Такое вот написалось мной годы спустя под впечатлением того дня. Я тогда словно осознал раз и навсегда, что смерти — нет. Мне словно прошептал кто-то: «Небеса не ошибаются. Так надо».

Какие небеса? Кто там такой сидит, что жизнями вот так, грубо, распоряжается? Зачем вообще все это? Жизнь, голубизна неба, сверкание снегов, «суета городов и потоки машин»… На кой сюда являться, все это тащить, если правит тобою лишь случай, стечение дурацких обстоятельств? Если радости отбираются, а горести вот так, безжалостно, валятся на тебя? Какой вообще ото всей этой жизни прок?

Я просто не верил, что дочки моей больше нет. Сама моя суть того не приняла.

Потом были похороны под серым скучным небом, и увод Маши из-под носа всех провожающих. Я поцеловал дочку в холодный лобик и сказал ей мысленно: «Машенька, я знаю, ты меня слышишь, тебя нет в этом мертвом тельце. Пойдем со мной!»

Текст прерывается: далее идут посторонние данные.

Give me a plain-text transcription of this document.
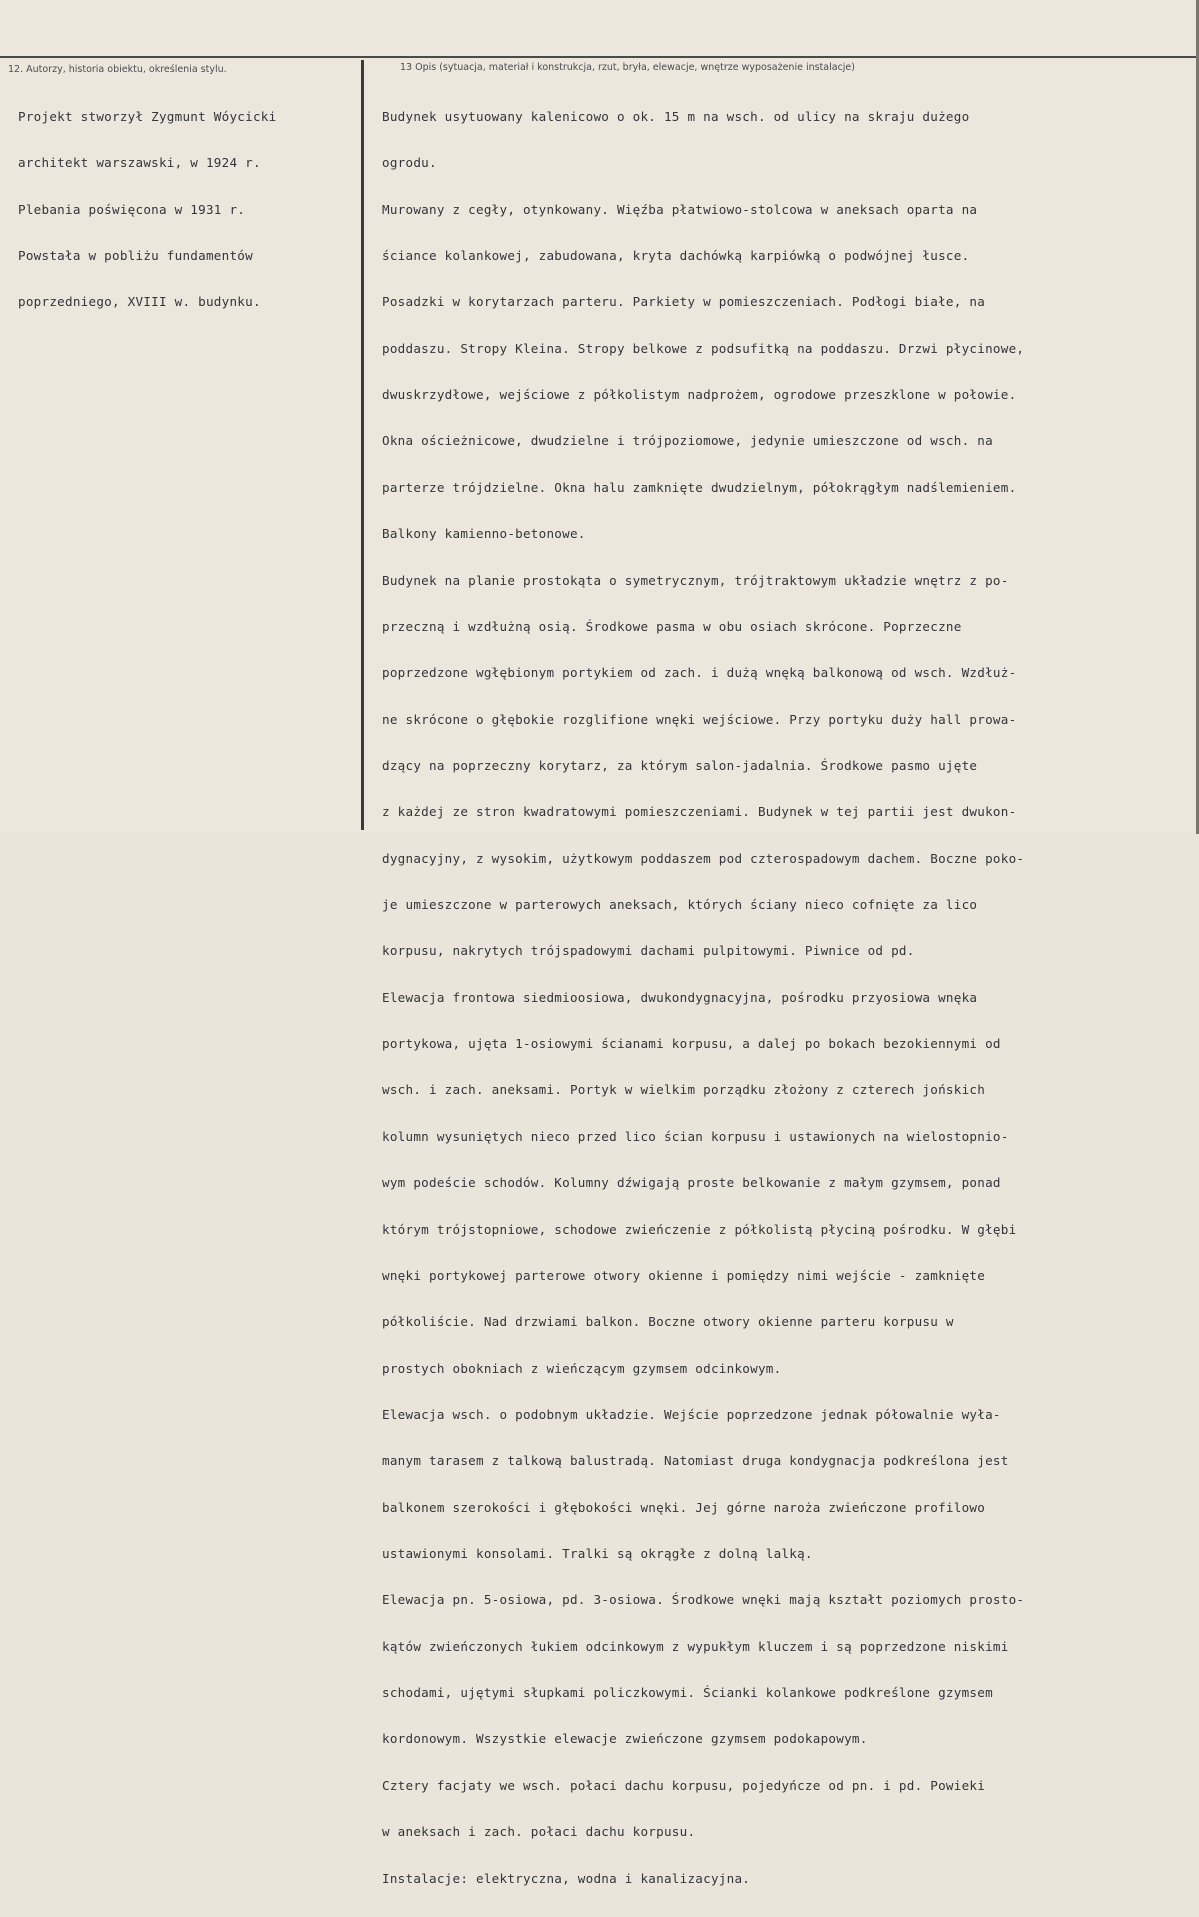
12. Autorzy, historia obiektu, określenia stylu.	13 Opis (sytuacja, materiał i konstrukcja, rzut, bryła, elewacje, wnętrze wyposażenie instalacje)

Projekt stworzył Zygmunt Wóycicki

architekt warszawski, w 1924 r.

Plebania poświęcona w 1931 r.

Powstała w pobliżu fundamentów

poprzedniego, XVIII w. budynku.

Budynek usytuowany kalenicowo o ok. 15 m na wsch. od ulicy na skraju dużego

ogrodu.

Murowany z cegły, otynkowany. Więźba płatwiowo-stolcowa w aneksach oparta na

ściance kolankowej, zabudowana, kryta dachówką karpiówką o podwójnej łusce.

Posadzki w korytarzach parteru. Parkiety w pomieszczeniach. Podłogi białe, na

poddaszu. Stropy Kleina. Stropy belkowe z podsufitką na poddaszu. Drzwi płycinowe,

dwuskrzydłowe, wejściowe z półkolistym nadprożem, ogrodowe przeszklone w połowie.

Okna ościeżnicowe, dwudzielne i trójpoziomowe, jedynie umieszczone od wsch. na

parterze trójdzielne. Okna halu zamknięte dwudzielnym, półokrągłym nadślemieniem.

Balkony kamienno-betonowe.

Budynek na planie prostokąta o symetrycznym, trójtraktowym układzie wnętrz z po-

przeczną i wzdłużną osią. Środkowe pasma w obu osiach skrócone. Poprzeczne

poprzedzone wgłębionym portykiem od zach. i dużą wnęką balkonową od wsch. Wzdłuż-

ne skrócone o głębokie rozglifione wnęki wejściowe. Przy portyku duży hall prowa-

dzący na poprzeczny korytarz, za którym salon-jadalnia. Środkowe pasmo ujęte

z każdej ze stron kwadratowymi pomieszczeniami. Budynek w tej partii jest dwukon-

dygnacyjny, z wysokim, użytkowym poddaszem pod czterospadowym dachem. Boczne poko-

je umieszczone w parterowych aneksach, których ściany nieco cofnięte za lico

korpusu, nakrytych trójspadowymi dachami pulpitowymi. Piwnice od pd.

Elewacja frontowa siedmioosiowa, dwukondygnacyjna, pośrodku przyosiowa wnęka

portykowa, ujęta 1-osiowymi ścianami korpusu, a dalej po bokach bezokiennymi od

wsch. i zach. aneksami. Portyk w wielkim porządku złożony z czterech jońskich

kolumn wysuniętych nieco przed lico ścian korpusu i ustawionych na wielostopnio-

wym podeście schodów. Kolumny dźwigają proste belkowanie z małym gzymsem, ponad

którym trójstopniowe, schodowe zwieńczenie z półkolistą płyciną pośrodku. W głębi

wnęki portykowej parterowe otwory okienne i pomiędzy nimi wejście - zamknięte

półkoliście. Nad drzwiami balkon. Boczne otwory okienne parteru korpusu w

prostych obokniach z wieńczącym gzymsem odcinkowym.

Elewacja wsch. o podobnym układzie. Wejście poprzedzone jednak półowalnie wyła-

manym tarasem z talkową balustradą. Natomiast druga kondygnacja podkreślona jest

balkonem szerokości i głębokości wnęki. Jej górne naroża zwieńczone profilowo

ustawionymi konsolami. Tralki są okrągłe z dolną lalką.

Elewacja pn. 5-osiowa, pd. 3-osiowa. Środkowe wnęki mają kształt poziomych prosto-

kątów zwieńczonych łukiem odcinkowym z wypukłym kluczem i są poprzedzone niskimi

schodami, ujętymi słupkami policzkowymi. Ścianki kolankowe podkreślone gzymsem

kordonowym. Wszystkie elewacje zwieńczone gzymsem podokapowym.

Cztery facjaty we wsch. połaci dachu korpusu, pojedyńcze od pn. i pd. Powieki

w aneksach i zach. połaci dachu korpusu.

Instalacje: elektryczna, wodna i kanalizacyjna.
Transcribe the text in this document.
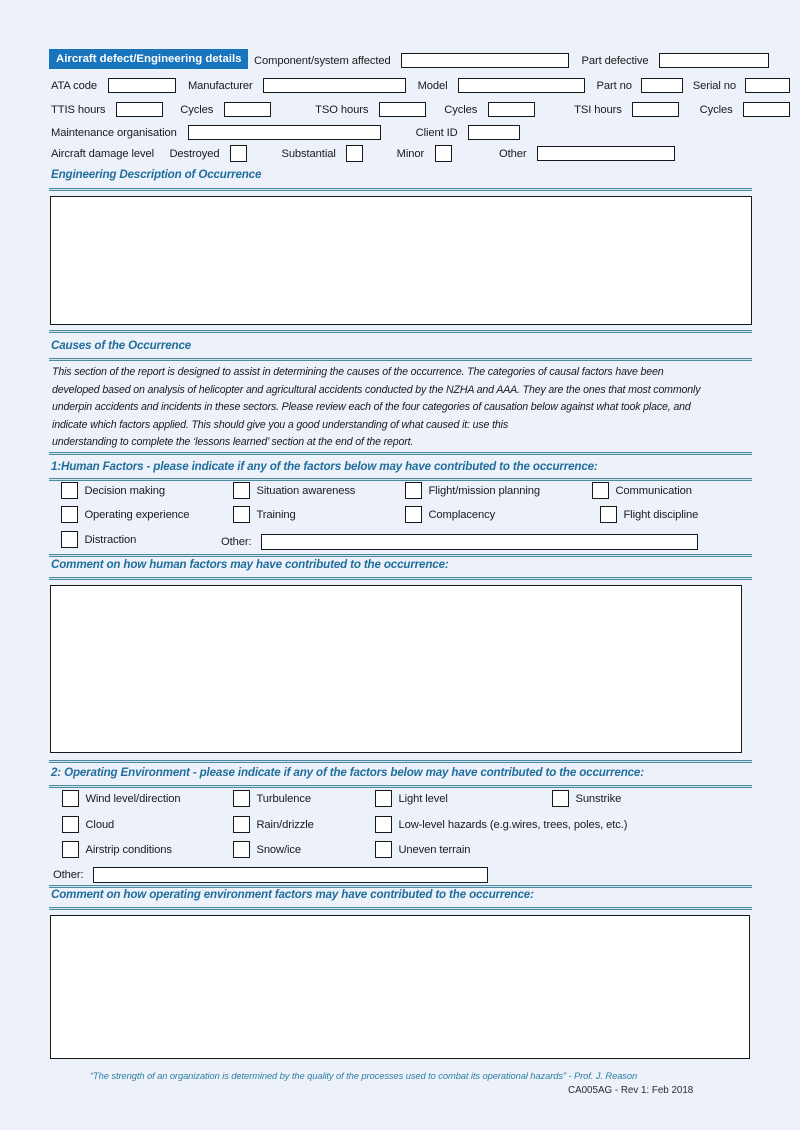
Aircraft defect/Engineering details	Component/system affected	Part defective
ATA code	Manufacturer	Model	Part no	Serial no
TTIS hours	Cycles	TSO hours	Cycles	TSI hours	Cycles
Maintenance organisation	Client ID
Aircraft damage level Destroyed	Substantial	Minor	Other
Engineering Description of Occurrence
Causes of the Occurrence
This section of the report is designed to assist in determining the causes of the occurrence. The categories of causal factors have been
developed based on analysis of helicopter and agricultural accidents conducted by the NZHA and AAA. They are the ones that most commonly
underpin accidents and incidents in these sectors. Please review each of the four categories of causation below against what took place, and
indicate which factors applied. This should give you a good understanding of what caused it: use this
understanding to complete the ‘lessons learned’ section at the end of the report.
1:Human Factors - please indicate if any of the factors below may have contributed to the occurrence:
Decision making	Situation awareness	Flight/mission planning	Communication
Operating experience	Training	Complacency	Flight discipline
Distraction	Other:
Comment on how human factors may have contributed to the occurrence:
2: Operating Environment - please indicate if any of the factors below may have contributed to the occurrence:
Wind level/direction	Turbulence	Light level	Sunstrike
Cloud	Rain/drizzle	Low-level hazards (e.g.wires, trees, poles, etc.)
Airstrip conditions	Snow/ice	Uneven terrain
Other:
Comment on how operating environment factors may have contributed to the occurrence:
“The strength of an organization is determined by the quality of the processes used to combat its operational hazards” - Prof. J. Reason
CA005AG - Rev 1: Feb 2018
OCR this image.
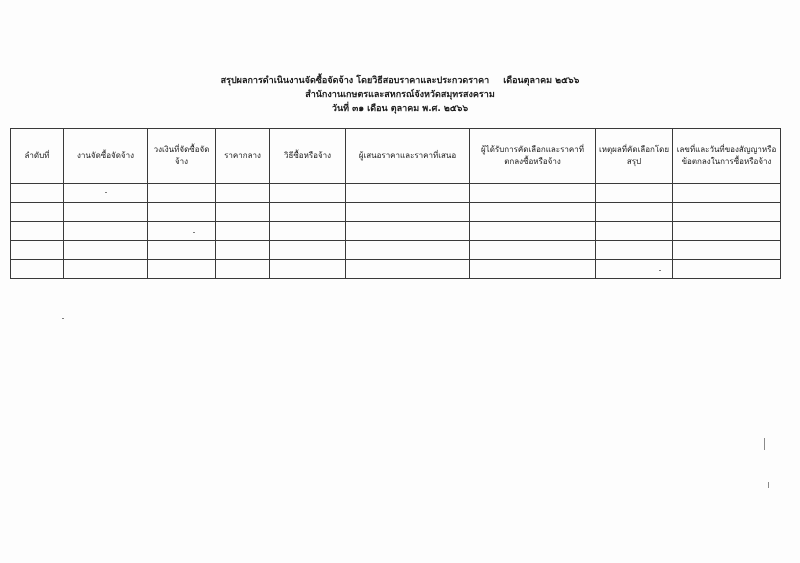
สรุปผลการดำเนินงานจัดซื้อจัดจ้าง โดยวิธีสอบราคาและประกวดราคา เดือนตุลาคม ๒๕๖๖
สำนักงานเกษตรและสหกรณ์จังหวัดสมุทรสงคราม
วันที่ ๓๑ เดือน ตุลาคม พ.ศ. ๒๕๖๖
ลำดับที่	งานจัดซื้อจัดจ้าง	วงเงินที่จัดซื้อจัดจ้าง	ราคากลาง	วิธีซื้อหรือจ้าง	ผู้เสนอราคาและราคาที่เสนอ	ผู้ได้รับการคัดเลือกและราคาที่ตกลงซื้อหรือจ้าง	เหตุผลที่คัดเลือกโดยสรุป	เลขที่และวันที่ของสัญญาหรือข้อตกลงในการซื้อหรือจ้าง
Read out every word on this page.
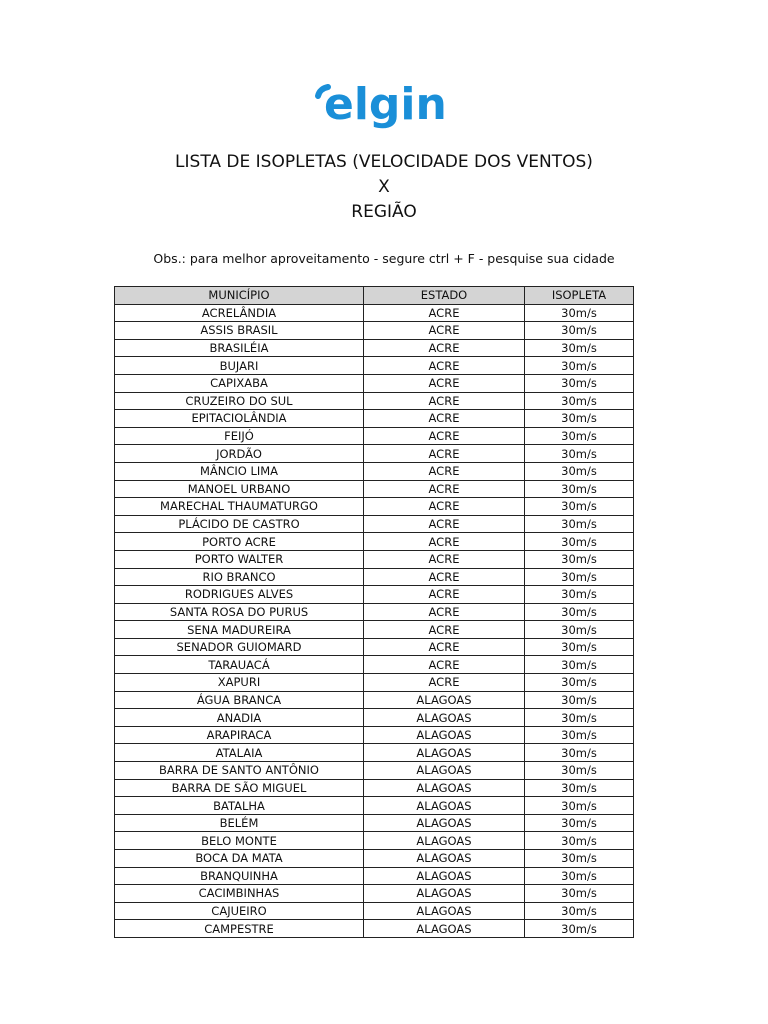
elgin
LISTA DE ISOPLETAS (VELOCIDADE DOS VENTOS)
X
REGIÃO
Obs.: para melhor aproveitamento - segure ctrl + F - pesquise sua cidade
MUNICÍPIO	ESTADO	ISOPLETA
ACRELÂNDIA	ACRE	30m/s
ASSIS BRASIL	ACRE	30m/s
BRASILÉIA	ACRE	30m/s
BUJARI	ACRE	30m/s
CAPIXABA	ACRE	30m/s
CRUZEIRO DO SUL	ACRE	30m/s
EPITACIOLÂNDIA	ACRE	30m/s
FEIJÓ	ACRE	30m/s
JORDÃO	ACRE	30m/s
MÂNCIO LIMA	ACRE	30m/s
MANOEL URBANO	ACRE	30m/s
MARECHAL THAUMATURGO	ACRE	30m/s
PLÁCIDO DE CASTRO	ACRE	30m/s
PORTO ACRE	ACRE	30m/s
PORTO WALTER	ACRE	30m/s
RIO BRANCO	ACRE	30m/s
RODRIGUES ALVES	ACRE	30m/s
SANTA ROSA DO PURUS	ACRE	30m/s
SENA MADUREIRA	ACRE	30m/s
SENADOR GUIOMARD	ACRE	30m/s
TARAUACÁ	ACRE	30m/s
XAPURI	ACRE	30m/s
ÁGUA BRANCA	ALAGOAS	30m/s
ANADIA	ALAGOAS	30m/s
ARAPIRACA	ALAGOAS	30m/s
ATALAIA	ALAGOAS	30m/s
BARRA DE SANTO ANTÔNIO	ALAGOAS	30m/s
BARRA DE SÃO MIGUEL	ALAGOAS	30m/s
BATALHA	ALAGOAS	30m/s
BELÉM	ALAGOAS	30m/s
BELO MONTE	ALAGOAS	30m/s
BOCA DA MATA	ALAGOAS	30m/s
BRANQUINHA	ALAGOAS	30m/s
CACIMBINHAS	ALAGOAS	30m/s
CAJUEIRO	ALAGOAS	30m/s
CAMPESTRE	ALAGOAS	30m/s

И она, правда, ушла тогда со мной.

Вслед за тем не оставляло меня невероятное ощущение близости с моим чадом. Я стал следить за своей речью, даже на работе я не мог находиться в местах, где матерились мужики, или курили, или еще как безобразили. Со мною теперь постоянно был мой ребенок, моя шестилетняя дочка. Она играла и скакала по шкафам, пользуясь своей невесомостью, пока я сидел за своим рабочим столом. Ребенок резвился вокруг меня и ускакивал на крыши домов, сбивая с них снег ножкой, пробуя свою новую суть, когда я шел по улице, ребенок тихим ангелом догонял меня, когда я был готов войти в двери метро, и стоял тихонько рядом, держа меня за руку, когда поезд, громыхая, пробирался по темным тоннелям.

Это все было как умопомрачение. Это и было, и не было. Но такова уж наша реальность, что если мы что-то чувствуем, то так оно и есть. Да ладно бы только я! Тогда можно было бы просто сказать себе: ты с ума съехал, и на том забыть. Но моя новая жена тоже чувствовала присутствие Маши, как только я возвращался домой. Маша тут же бросалась к Даниле, который переставал капризничать и начинал беспричинно, казалось, улыбаться. Она наполняла квартирку какой-то возбужденной радостью и усаживалась с нами ужинать. И было всем нам по-особенному тепло, словно кто-то еще другой, Великий и Вечный, с нами тогда вечерял.

Мало-помалу мы стали к тому наваждению привыкать, а потом оно стало потихонечку проходить. Маша все больше интересовалась какими-то своими дальними прогулками, словно новые, неведомые нам пределы ей открывались. Она как-то по-особенному повзрослела, в ней появилась уже вовсе не детская задумчивость. Ее словно тянуло туда, в неведомое, закрытое нам далеко. А где-то (ведь правда же!) на сороковой день после ее земного ухода она, словно откликнувшись на чей-то зов, попрощалась с нами, улыбнулась уголками глаз и губ, с поддержкой и любовью во взгляде, махнула нам, уже издали, рукой, и ушла насовсем.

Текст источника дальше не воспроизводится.